Die bestehende Sicherheitsarchitektur wurde Deutschland von den Siegermächten des Zweiten Weltkriegs aufgezwungen. Daher wurde das organisatorische Gefüge 1949 nicht nach den optimalsten Gesichtspunkten bestimmt, sondern es sollte vor allem dem Ziel dienen, einen neuerlichen Polizeistaat zu verhindern. Ein Apparat wie die Gestapo sollte nie wieder auf deutschem Boden möglich sein. Daraus resultiert auch das Trennungsgebot von Polizei und Inlandsgeheimdiensten. Der Verfassungsschutz sollte zwar Extremisten überwachen und Informationen sammeln, Verhaftungen und Hausdurchsuchungen blieben jedoch Polizeikräften vorbehalten.

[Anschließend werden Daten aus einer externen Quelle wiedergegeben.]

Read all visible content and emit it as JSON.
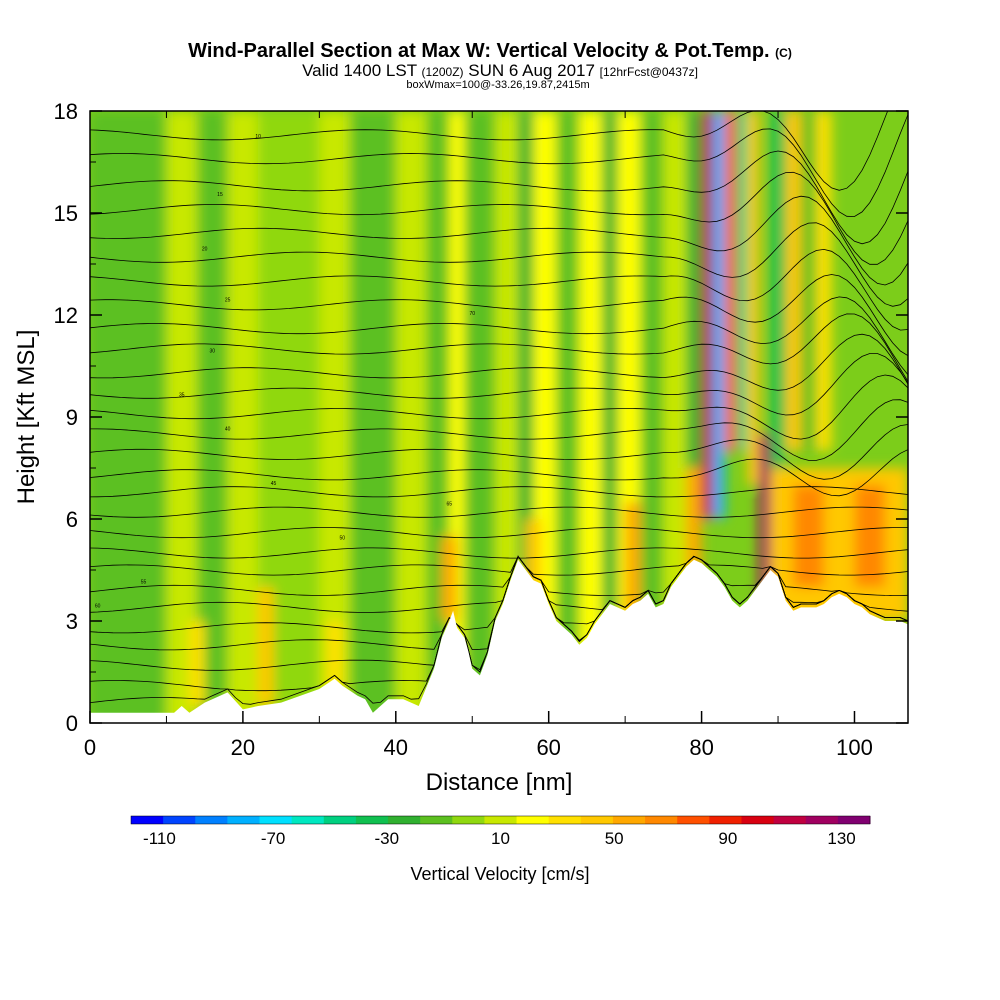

Polizei erhält Geheimdienstbefugnisse
Dass dieses Trennungsgebot durch die massive Ausweitung der polizeilichen Staatsschutzabteilungen längst durch die Hintertür abgebaut wurde, steht auf einem anderen Blatt. Auch die föderale Struktur, um nicht zu sagen Zersplitterung der inneren Sicherheit ist eine Anweisung der Siegermächte gewesen, die bis heute von der Politik beibehalten wird. Einen Zustand, den die Amerikaner paradoxerweise immer wieder stark kritisieren, wie etwa nach 9/11 und im Falle der unentdeckten al-Qaida-Zelle um Mohammed Atta in Hamburg.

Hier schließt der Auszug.